Additionally, while the Livable Housing Australia (LHA) guidelines were developed in 2011 and the Government encouraged voluntary accessibility guidelines for the building sector to utilise, less than 5 percent of houses built over the period were made accessible.
Chief Advocate for National Seniors Australia, Ian Henschke, says he understands that there will be a one percent cost increase on newly built homes, however, the amount is nearly negligible and would open up the home to a larger cohort of people to live in.
In Australia, there are four million people over the age of 55 living in Australia who will likely require accessible housing in the future or currently, as well as over four million Australians living with a disability. Both of these cohorts struggle to find accessible housing in the country's current housing market.
Mr Henschke adds that now Australia will be catching up to other countries, like those in Europe, that have had these standards in place for quite some time.
"For a country that has always prided itself on going for gold, we have taken a long time to shoot for silver," says Mr Henschke.
"What I hope will happen is that this will focus attention on the fact that we do need to do much better [in regards to accessible housing] and we don't need to listen continuously to the building industry and property developers who tell you that the sky will fall in if you build this sort of system that we are talking about."
Mr Henschke says that the added benefit is that it will reduce the likelihood of falls for older Australians, thereby reducing hospital visits, which can usually result in older people moving into aged care, as falls are the most common reason for moving into a nursing home.
"I think most Australians will tell you they want to stay in their own home for as long as possible.
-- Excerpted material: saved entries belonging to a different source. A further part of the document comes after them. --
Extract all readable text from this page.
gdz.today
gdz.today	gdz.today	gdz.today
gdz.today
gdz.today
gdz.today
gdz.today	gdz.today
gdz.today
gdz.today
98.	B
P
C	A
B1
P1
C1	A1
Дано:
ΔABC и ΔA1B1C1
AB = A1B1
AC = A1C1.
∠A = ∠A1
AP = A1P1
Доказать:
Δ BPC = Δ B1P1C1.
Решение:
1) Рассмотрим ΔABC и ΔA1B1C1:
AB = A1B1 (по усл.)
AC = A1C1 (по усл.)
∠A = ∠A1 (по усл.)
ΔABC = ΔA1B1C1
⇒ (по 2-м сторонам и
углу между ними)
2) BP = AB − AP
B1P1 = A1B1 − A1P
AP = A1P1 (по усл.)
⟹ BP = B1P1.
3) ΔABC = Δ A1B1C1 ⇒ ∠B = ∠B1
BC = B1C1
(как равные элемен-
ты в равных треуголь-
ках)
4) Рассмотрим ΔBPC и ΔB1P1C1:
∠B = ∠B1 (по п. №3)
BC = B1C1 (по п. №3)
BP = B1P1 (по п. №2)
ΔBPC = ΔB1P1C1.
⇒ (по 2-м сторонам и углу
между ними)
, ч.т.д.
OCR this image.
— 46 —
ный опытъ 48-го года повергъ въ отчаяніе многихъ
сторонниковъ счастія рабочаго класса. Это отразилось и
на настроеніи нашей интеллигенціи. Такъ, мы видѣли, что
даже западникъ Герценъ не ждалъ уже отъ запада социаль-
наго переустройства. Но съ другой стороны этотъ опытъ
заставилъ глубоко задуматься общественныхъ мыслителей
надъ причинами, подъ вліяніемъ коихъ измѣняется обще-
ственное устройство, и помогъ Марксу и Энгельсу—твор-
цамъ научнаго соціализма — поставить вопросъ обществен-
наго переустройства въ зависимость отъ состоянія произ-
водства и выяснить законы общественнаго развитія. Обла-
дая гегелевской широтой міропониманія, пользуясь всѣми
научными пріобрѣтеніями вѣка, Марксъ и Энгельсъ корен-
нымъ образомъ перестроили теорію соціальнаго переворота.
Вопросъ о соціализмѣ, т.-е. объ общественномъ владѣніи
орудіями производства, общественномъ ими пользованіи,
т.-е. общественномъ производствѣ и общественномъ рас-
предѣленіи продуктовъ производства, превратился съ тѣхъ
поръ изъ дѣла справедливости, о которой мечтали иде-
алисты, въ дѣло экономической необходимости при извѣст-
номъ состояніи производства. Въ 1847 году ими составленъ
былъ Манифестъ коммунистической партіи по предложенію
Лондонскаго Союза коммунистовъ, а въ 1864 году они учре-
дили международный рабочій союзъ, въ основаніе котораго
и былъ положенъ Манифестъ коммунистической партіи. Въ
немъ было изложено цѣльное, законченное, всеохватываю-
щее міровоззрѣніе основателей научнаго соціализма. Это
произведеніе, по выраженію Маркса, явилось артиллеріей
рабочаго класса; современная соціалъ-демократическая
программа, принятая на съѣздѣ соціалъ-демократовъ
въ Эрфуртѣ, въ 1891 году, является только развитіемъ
These changes will mean they can do that for as long as possible," says Mr Henschke.
"... The fact that just five percent of new homes built in the past ten years had minimum accessibility standards showed the voluntary code did not work.
"We have spoken on behalf of older Australians and those vast numbers of Australians living with a disability and finally the ministers have listened.
"This will ensure more Australians with limited mobility who want to stay in their homes can do so, without being forced into residential aged care."
Mr Henschke adds that this change to the National Construction Code is not just a win for older Australians and people with disability, it is a win for the larger community, as a change in health or an unexpected accident could lead to a person requiring an accessible home.
"You have got to look at the big picture, and the big picture is, this is a fantastic move for the whole community," says Mr Henschke.